Ева перевела взгляд на крайний стол, окутанный сигаретным дымом. Она думала о том, что все подсудимые отрицали свою вину вполне правдоподобно. Они казались удивленными, потрясенными, даже возмущенными тем, что кому-то могло прийти это в голову: вот они смотрят людям в рот, ощупывают мышцы, отделяют работоспособных от их родных и навсегда разлучают семьи. Они правдоподобно отрицали, что тут же отправляли в газовые камеры бесполезных в их глазах людей. Ева отложила вилку с ножом. Бывало, по десять тысяч за день. Это показал Павел Пирко, входивший в состав группы заключенных, которые потом наводили на платформе порядок. Ева поискала глазами маленького хитрого человека, который рассказывал все это так весело, как будто описывал увеселительную прогулку по Рейну, но не нашла. Зато в другом конце столовой она заметила Давида Миллера, он торопливо, бездумно закидывал в себя еду и с полным ртом говорил что-то коллеге.

Ева попыталась представить себе: десять тысяч женщин, детей, мужчин. Десять тысяч ослабленных людей, они садятся в грузовик, и грузовик отъезжает. Но единственное, что она могла себе представить, это их надежду на горячий душ и кусок хлеба.

* * *

Эдит, нагруженная грязным бельем, спустилась в подвал «Немецкого дома», где у Брунсов была прачечная. Засунув руки в карманы голубого клетчатого фартука, она стояла перед новой стиральной машиной и следила за первой стиркой. Белый закрытый ящик стучал, качал воду, словно в нем билось огромное сердце. Эдит не могла оторваться, хотя на кухне было полно дел. У нее возникло смутное ощущение, будто эти звуки оповещают о начале чего-то нового. «Точнее, барабанят», – подумала она, имея в виду чудище, которое пришлось затаскивать в подвал трем грузчикам. Раньше она каждый четверг в большом чане варила передники, скатерти, кухонные полотенца, салфетки, помешивала их длинной палкой и наконец вытаскивала мокрое капающее белье из щелочного раствора, от которого слезились глаза. Теперь же она просто стояла, делать ничего было не нужно. Эдит почувствовала себя бесполезной и вздохнула.

Волосы у нее поредели, в них появились седые пряди, тело утратило формы, заплыло, стало мягче, податливее. Иногда по вечерам, прежде чем намазаться кремом, она сидела перед зеркалом и натягивала кожу лица, пока та не становилась гладкой, как прежде. А иногда по неделе не ужинала, чтобы влезть в бархатную юбку. Но тогда на лице появлялось больше морщин. «В определенном возрасте женщина должна решить, кем она хочет стать: коровой или козой». Эту фразу Эдит прочла в одном женском журнале.
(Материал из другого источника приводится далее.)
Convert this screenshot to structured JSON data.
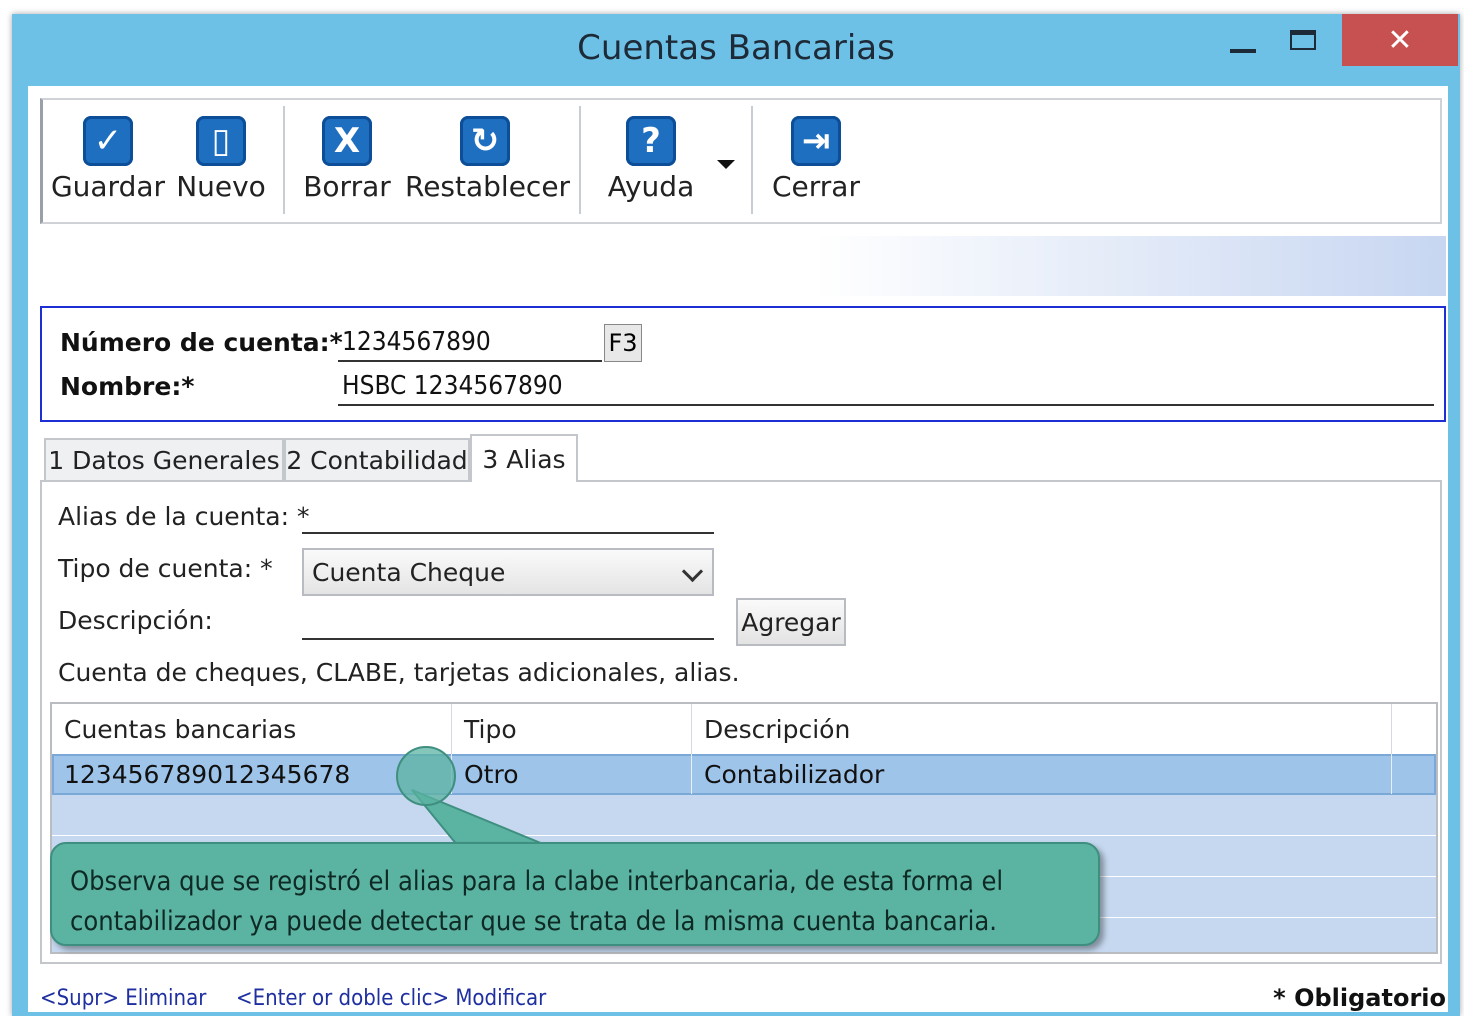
{
  "window": {
    "title": "Cuentas Bancarias",
    "minimize_icon": "minimize-icon",
    "maximize_icon": "maximize-icon",
    "close_glyph": "✕"
  },
  "toolbar": {
    "items": [
      {
        "label": "Guardar",
        "icon": "checkbox-check-icon",
        "glyph": "✓"
      },
      {
        "label": "Nuevo",
        "icon": "new-document-icon",
        "glyph": "▯"
      },
      {
        "label": "Borrar",
        "icon": "delete-x-icon",
        "glyph": "X"
      },
      {
        "label": "Restablecer",
        "icon": "refresh-icon",
        "glyph": "↻"
      },
      {
        "label": "Ayuda",
        "icon": "help-question-icon",
        "glyph": "?"
      },
      {
        "label": "Cerrar",
        "icon": "exit-door-icon",
        "glyph": "⇥"
      }
    ]
  },
  "header": {
    "numero_label": "Número de cuenta:*",
    "numero_value": "1234567890",
    "f3_label": "F3",
    "nombre_label": "Nombre:*",
    "nombre_value": "HSBC 1234567890"
  },
  "tabs": [
    {
      "label": "1 Datos Generales"
    },
    {
      "label": "2 Contabilidad"
    },
    {
      "label": "3 Alias"
    }
  ],
  "alias_form": {
    "alias_label": "Alias de la cuenta: *",
    "alias_value": "",
    "tipo_label": "Tipo de cuenta: *",
    "tipo_value": "Cuenta Cheque",
    "descripcion_label": "Descripción:",
    "descripcion_value": "",
    "agregar_label": "Agregar",
    "hint": "Cuenta de cheques, CLABE, tarjetas adicionales, alias."
  },
  "grid": {
    "columns": [
      "Cuentas bancarias",
      "Tipo",
      "Descripción"
    ],
    "rows": [
      [
        "123456789012345678",
        "Otro",
        "Contabilizador"
      ]
    ]
  },
  "callout": {
    "text": "Observa que se registró el alias para la clabe interbancaria, de esta forma el contabilizador ya puede detectar que se trata de la misma cuenta bancaria."
  },
  "status": {
    "delete_hint": "<Supr> Eliminar",
    "modify_hint": "<Enter or doble clic> Modificar",
    "required_note": "* Obligatorio"
  },
  "colors": {
    "window_frame": "#6ec1e6",
    "close_button": "#c75050",
    "toolbar_icon": "#1f6fc0",
    "selected_row": "#9fc4ea",
    "callout": "#5bb3a2",
    "header_border": "#1d2fd4"
  }
}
Ее мать определенно превратилась в козу. А Эдит никак не могла решить. На сцене она могла бы быть и той и другой. А еще возлюбленной, дочерью, матерью, бабушкой. В гриме и парике она могла бы играть леди Макбет, Джульетту, шиллеровскую Жанну Д’Арк…

Ее мысли прервал звук открывшейся двери. Вошел Людвиг в своей поварской куртке.

– Чего ты тут застряла, мама?

Эдит не ответила, и по ее виду Людвиг понял, что внутри у нее раздрай. Как в новой стиральной машине.

– Смысл машины ведь в том, что ты можешь использовать время иначе.

– Я всегда любила стирать, любила перемешивать белье в чане, тереть его на стиральной доске, выжимать, выбивать. Не знаю, смогу ли я привыкнуть к этой штуке.